UN Secretary General Visits the Aral Sea

04 Apr 2010, by Kim in Uncategorized

I’m not sure if it is me or the news, but as we move closer to launch day, the political, environmental and economic issues surrounding the areas we’ll visit are becoming more prevalent to me.  The reality of this being much, much more than just another fun trip (which has always been the aim) is finally coming into real focus.  And so I was very intrigued to hear that the U.N. Secretary General, Ban Ki-moon, just spent six days touring Central Asia specifically to address the environmental and subsequent human rights catastrophe ensuing there.

The Secretary General called the drying up of Uzbekistan’s Aral Sea one of the planet’s most shocking environmental disasters.  Once the world’s fourth largest lake, the Aral Sea has unbelievably lost 90% of its water in just a few short years.  Our team has long incorporated this destination in our route planning as we hope to document and spread the word about this horrible and completely man-made loss.  What used to be thriving ports and fishing villages are now ghost towns with shipyard cemeteries and piers that jut out into dusty emptiness.  How?  The answer is painfully simple.  Soviet water diversion and irrigation projects to grow cotton has literally drained the Sea dry in less than a generation.

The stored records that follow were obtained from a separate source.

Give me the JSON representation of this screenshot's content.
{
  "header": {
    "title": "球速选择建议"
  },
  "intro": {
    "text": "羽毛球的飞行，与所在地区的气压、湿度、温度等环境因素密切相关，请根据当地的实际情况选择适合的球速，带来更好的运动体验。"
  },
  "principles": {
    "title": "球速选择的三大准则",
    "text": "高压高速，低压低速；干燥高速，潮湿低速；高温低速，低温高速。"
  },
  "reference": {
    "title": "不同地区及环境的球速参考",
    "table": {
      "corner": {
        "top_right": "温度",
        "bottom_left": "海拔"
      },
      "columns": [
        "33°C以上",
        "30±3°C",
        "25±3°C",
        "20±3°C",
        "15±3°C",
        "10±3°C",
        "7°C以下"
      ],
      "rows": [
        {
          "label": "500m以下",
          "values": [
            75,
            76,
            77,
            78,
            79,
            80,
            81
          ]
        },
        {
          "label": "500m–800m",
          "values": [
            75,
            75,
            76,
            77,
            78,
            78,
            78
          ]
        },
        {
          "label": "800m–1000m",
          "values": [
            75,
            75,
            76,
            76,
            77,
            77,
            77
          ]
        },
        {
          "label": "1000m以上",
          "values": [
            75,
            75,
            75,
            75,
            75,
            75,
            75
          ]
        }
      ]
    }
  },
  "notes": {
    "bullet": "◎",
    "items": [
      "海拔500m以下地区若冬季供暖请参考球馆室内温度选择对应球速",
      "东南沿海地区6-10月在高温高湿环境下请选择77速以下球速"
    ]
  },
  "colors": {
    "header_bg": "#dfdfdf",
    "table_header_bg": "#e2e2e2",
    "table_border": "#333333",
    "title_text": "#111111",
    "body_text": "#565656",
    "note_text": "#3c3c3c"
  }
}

The Secretary-General is hoping to convince Central Asian leaders to set aside their differences and work together to stop further water loss and to prevent other such environmental horrors.  But the fight over water rights for farming and hydro-electric dams mixed in with a multitude of human rights issues are proving to be extremely challenging obstacles.  If the cooperation of leadership fails, this could be our only opportunity to view what’s left of the Aral Sea before it disappears forever.